Portland. Photo: Josemaria Toscano/Dreamstime
Located about 45 minutes south of Portland in the rolling hills above Dayton, Red Ridge Farms spreads out like a piece of Tuscany. The Farm is home to the carefully tended grapes of Durant Vineyards and the unlikely scene of thousands of olive trees growing in the cool Yamhill Valley.
This is the Oregon Olive Mill, the only commercial olive oil processor in the Pacific Northwest. Each fall, the fruit from the Farms’ 13,000 olive trees, as well as other olives brought in from northern California, are milled and pressed into five styles of oil.

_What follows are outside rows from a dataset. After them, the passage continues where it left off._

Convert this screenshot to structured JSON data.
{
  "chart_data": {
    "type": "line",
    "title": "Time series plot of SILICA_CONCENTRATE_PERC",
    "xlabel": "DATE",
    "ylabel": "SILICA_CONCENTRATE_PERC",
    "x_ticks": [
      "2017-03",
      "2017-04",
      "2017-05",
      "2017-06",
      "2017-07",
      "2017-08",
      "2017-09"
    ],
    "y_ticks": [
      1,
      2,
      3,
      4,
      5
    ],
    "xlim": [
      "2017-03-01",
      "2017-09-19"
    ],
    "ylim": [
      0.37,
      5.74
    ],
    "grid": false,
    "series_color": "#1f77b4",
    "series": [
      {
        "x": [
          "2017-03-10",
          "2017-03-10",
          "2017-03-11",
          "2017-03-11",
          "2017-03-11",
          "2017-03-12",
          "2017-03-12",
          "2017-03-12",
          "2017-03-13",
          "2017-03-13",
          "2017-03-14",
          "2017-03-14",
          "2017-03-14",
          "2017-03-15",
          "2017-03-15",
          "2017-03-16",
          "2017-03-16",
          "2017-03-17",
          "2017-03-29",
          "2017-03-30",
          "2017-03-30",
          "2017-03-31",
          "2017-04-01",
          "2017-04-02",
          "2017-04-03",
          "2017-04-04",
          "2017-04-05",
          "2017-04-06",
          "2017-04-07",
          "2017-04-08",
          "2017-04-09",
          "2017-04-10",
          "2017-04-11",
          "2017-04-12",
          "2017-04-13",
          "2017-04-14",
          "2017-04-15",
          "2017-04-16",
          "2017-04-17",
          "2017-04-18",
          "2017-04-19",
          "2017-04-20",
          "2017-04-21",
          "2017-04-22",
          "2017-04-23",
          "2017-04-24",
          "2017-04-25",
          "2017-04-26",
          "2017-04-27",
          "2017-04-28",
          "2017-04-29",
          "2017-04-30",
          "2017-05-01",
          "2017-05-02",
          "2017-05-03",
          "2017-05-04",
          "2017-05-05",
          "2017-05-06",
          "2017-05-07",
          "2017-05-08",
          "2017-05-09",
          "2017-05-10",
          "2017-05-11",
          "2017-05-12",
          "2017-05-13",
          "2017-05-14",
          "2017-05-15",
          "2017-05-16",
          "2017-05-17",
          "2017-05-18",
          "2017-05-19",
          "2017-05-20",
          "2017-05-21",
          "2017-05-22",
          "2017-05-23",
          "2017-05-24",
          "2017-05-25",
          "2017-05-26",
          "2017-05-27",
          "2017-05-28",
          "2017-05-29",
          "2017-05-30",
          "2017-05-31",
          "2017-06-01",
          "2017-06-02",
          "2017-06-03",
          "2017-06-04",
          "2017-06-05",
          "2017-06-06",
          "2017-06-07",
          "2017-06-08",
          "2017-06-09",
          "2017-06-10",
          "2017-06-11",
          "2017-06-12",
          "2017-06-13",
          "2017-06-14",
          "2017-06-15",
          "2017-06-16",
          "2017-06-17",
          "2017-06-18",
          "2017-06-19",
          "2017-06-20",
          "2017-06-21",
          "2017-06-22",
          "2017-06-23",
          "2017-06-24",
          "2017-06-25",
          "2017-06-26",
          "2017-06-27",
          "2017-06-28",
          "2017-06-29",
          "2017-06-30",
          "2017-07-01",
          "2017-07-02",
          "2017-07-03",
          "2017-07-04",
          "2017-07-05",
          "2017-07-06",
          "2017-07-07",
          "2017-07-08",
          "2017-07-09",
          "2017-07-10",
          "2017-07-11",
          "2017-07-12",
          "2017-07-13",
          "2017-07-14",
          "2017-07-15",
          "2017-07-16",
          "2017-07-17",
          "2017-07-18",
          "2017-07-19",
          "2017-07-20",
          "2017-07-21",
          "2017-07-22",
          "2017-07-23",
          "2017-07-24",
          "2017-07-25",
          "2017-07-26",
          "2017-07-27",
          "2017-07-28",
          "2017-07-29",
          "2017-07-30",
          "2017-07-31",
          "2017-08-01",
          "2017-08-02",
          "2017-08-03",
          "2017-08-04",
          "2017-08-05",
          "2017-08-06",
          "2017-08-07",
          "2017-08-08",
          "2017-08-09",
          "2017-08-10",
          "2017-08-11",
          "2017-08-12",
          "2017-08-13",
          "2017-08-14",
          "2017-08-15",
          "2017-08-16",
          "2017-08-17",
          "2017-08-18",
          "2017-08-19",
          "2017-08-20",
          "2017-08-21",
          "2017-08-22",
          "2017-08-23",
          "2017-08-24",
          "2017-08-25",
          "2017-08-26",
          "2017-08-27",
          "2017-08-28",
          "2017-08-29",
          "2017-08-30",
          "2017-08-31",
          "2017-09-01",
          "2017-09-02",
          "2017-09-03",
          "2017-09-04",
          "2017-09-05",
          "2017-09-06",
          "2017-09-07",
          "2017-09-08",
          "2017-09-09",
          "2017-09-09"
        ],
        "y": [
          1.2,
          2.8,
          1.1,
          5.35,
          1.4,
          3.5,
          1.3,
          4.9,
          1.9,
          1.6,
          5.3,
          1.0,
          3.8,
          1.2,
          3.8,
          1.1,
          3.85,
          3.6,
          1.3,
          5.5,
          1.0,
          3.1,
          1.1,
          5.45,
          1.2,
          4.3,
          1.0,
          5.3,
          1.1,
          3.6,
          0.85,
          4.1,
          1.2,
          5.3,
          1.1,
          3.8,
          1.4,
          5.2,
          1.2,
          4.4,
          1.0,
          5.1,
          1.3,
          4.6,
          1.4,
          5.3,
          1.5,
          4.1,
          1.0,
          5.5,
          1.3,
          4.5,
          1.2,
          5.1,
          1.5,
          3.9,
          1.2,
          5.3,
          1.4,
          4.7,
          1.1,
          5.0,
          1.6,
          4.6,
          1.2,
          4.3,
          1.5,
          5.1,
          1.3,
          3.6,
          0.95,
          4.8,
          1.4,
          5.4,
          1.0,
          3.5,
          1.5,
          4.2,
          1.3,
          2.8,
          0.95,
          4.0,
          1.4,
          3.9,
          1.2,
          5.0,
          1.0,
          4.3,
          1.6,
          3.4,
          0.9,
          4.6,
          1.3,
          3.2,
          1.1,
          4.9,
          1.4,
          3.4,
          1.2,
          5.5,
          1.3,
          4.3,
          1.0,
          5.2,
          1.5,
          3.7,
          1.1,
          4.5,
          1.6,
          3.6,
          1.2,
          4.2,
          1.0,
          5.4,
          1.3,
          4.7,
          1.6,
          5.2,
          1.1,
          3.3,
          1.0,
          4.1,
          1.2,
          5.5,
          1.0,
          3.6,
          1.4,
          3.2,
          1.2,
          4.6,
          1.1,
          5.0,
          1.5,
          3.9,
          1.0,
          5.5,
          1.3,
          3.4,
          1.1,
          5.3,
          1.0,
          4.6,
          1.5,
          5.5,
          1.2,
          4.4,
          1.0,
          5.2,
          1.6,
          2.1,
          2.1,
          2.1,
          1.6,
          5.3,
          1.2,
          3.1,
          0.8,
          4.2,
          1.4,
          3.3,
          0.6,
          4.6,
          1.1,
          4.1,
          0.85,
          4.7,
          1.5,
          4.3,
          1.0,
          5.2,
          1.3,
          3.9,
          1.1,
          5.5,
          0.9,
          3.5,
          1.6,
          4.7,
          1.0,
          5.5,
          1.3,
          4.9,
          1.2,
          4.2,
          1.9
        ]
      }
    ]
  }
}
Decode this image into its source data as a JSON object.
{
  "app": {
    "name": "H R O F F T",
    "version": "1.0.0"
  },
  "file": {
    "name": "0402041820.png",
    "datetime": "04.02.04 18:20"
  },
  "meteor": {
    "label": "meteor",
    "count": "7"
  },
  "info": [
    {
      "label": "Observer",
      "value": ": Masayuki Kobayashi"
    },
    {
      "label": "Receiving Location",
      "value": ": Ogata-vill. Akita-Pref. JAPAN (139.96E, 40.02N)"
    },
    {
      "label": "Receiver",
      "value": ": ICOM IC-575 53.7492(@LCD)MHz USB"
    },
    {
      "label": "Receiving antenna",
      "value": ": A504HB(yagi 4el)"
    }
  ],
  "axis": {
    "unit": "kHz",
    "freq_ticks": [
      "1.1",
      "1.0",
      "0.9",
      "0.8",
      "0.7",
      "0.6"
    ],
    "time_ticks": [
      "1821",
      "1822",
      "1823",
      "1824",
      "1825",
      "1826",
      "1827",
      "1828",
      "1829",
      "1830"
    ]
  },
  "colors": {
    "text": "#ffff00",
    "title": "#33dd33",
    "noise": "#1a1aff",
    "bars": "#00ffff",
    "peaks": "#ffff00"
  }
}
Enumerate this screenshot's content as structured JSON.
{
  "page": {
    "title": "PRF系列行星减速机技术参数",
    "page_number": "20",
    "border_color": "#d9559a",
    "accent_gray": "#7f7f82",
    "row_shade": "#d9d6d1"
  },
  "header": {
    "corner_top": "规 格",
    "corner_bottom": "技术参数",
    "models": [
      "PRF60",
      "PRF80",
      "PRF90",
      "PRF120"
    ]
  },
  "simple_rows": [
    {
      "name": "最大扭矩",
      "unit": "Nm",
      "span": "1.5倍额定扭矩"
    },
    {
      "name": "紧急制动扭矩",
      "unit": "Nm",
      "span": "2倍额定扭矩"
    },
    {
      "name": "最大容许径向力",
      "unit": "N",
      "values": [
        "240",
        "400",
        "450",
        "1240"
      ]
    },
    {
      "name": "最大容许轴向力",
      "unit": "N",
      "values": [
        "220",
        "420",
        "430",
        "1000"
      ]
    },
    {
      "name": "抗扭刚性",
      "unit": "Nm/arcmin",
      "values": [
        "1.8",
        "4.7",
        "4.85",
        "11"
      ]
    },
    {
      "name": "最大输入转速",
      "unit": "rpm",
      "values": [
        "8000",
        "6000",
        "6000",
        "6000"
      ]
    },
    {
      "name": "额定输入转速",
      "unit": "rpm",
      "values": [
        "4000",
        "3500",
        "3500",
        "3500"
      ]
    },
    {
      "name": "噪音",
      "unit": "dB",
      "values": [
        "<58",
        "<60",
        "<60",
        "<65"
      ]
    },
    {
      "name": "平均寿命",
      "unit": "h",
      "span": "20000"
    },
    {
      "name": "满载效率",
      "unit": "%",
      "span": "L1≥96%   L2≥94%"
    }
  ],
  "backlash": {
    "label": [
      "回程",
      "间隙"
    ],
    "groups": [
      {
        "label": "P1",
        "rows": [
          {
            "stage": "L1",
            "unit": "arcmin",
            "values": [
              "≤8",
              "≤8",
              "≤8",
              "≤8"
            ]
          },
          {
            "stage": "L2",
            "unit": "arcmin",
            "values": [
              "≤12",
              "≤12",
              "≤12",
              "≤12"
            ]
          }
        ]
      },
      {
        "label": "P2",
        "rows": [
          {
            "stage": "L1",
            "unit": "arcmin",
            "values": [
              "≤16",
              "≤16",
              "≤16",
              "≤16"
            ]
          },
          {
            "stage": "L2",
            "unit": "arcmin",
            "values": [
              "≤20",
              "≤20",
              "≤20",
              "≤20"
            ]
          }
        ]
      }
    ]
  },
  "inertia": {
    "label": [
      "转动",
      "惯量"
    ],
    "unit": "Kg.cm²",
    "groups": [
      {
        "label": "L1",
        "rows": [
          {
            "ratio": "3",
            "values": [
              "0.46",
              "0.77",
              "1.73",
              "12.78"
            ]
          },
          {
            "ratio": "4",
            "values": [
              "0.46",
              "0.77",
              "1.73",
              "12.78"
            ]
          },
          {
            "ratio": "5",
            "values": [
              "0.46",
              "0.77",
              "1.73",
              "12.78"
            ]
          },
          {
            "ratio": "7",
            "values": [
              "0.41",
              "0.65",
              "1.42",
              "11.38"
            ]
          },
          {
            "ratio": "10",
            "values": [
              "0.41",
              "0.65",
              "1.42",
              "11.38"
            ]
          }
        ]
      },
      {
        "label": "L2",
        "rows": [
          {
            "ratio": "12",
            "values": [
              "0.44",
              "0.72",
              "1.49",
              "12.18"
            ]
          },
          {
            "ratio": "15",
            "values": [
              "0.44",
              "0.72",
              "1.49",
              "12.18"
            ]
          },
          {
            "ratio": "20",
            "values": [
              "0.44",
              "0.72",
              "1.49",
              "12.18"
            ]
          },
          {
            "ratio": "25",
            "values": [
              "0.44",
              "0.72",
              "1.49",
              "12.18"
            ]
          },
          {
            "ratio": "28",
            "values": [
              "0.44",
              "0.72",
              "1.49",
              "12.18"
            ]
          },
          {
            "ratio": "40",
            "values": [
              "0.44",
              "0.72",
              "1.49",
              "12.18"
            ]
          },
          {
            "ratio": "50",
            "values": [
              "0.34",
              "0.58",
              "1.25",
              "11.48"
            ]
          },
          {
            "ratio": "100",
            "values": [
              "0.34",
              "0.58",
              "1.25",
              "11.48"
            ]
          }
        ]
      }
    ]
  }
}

On a recent afternoon, the Tuscan Association of Oregon gathered for a tour of the mill and an olive oil tasting.  Their guide was Libby Clow, a native of Vancouver, Washington but a devotee of Italy, the slow food movement, and HQEVOO – high quality extra virgin olive oil. She oozes enthusiasm and knowledge when it comes to re-educating Oregonians about olive oil.  Part of that education takes place in the Blue Glass Tasting Room with a unique tasting experience.
It starts with a blue, tulip-shaped glass, the better to warm its contents in your hands. It continues with a sniff, a sip and a slurp. Well, really more of a slurrrrrp!   Sometimes, immediately after the slurp, it’s followed by a cough, cough, cough!
“In Italy, when tasting olive oils, they ask ‘Is it a one-cough, a two-cough or a three-cough?’ because that will tell you the region the oil comes from,” Clow explains.  “That’s the pungency of the oil.  It can come across as peppery or prickly in the back of your throat.”
“Someone’s dying over here,” jokes one of the tasters, as those who aren’t coughing break into laughter.
“The American palate is geared toward rancidity. Rancid oil won’t hurt you but you lose the health benefits – the antioxidants and the heart-healthy properties,” she says.
Clow learned about artisanal extra virgin olive oil, the importance of local production, and the Slow Food movement during an internship in rural Tuscany. She spent three years in Italy, part of it on a farm internship through Portland, Maine’s Spannocchia Foundation. It was a transformative experience, which eventually led her to Red Ridge Farms and the Oregon Olive Mill.
It takes eight years for an olive tree to bear fruit. “You grow grapes for your children, but olives for your grandchildren,” says Clow. That’s a good thing, because Clow needs that lead time to retrain taste buds.  Libby is bold, assertive and hard to ignore, just like the oils she’s so passionate about.
“Americans are rather disjointed about our relationship with food. In Italy, they have a different approach – it is very visceral. I want to bring that relationship to America,” she says. “There is an ephemeral nature to food that we should appreciate every day. No meal we eat will ever be the same again!”
So Clow works the tasting table at Red Ridge Farms, or takes her Oregon Olive Mill show on the road, doing tastings for clubs and groups around Portland.
“It’s about getting people to see olive oil not as a commodity but as a seasoning. It something that you don’t just cook in, it’s something that changes the flavor of food,” says Clow, who uses terms like “fresh cut grass” and “walnut skins” to describe the taste and aroma of the Tuscan, Frantoio, Arbequina and Koroneiki varietals which Oregon Olive Mill produces.
There is a price – a relatively high one – for locally made HQEVOO. “Our trees are young; our yields are small so our oil is not cheap!  Price point is the biggest obstacle. But if I get people to try it, they can taste the difference,” she says. “Convincing people to try locally produced olive oil isn’t a hard sell because Portland supports artisanal food producers. At the end of the day, it’s about turning people’s palates around, away from rancidity, and wanting them to experience fresh, high quality extra virgin olive oil again and again.”
Clow advocates for local oil, with its unique flavor characteristics, consumed quickly for peak enjoyment.  Olive oil is sensitive to time, light, oxygen and temperature.  As the Oregon Tuscans’ tasting progresses, the coughing subsides and the appreciation for small-batch, locally made oil grows. Clow is changing the way Americans see olive oil, one slurp at a time.
In addition to its daily tours and tastings, Oregon Olive Mill also holds their annual Olio Nuovo Festa, a free event open to the public in November.  It is a chance to get a first taste of the season’s freshly milled olive oils right at the source. Visitors also enjoy mill tours, traditional Italian bruschetta, and the latest wines from Durant Vineyards. More information is available at www.redridgefarms.com.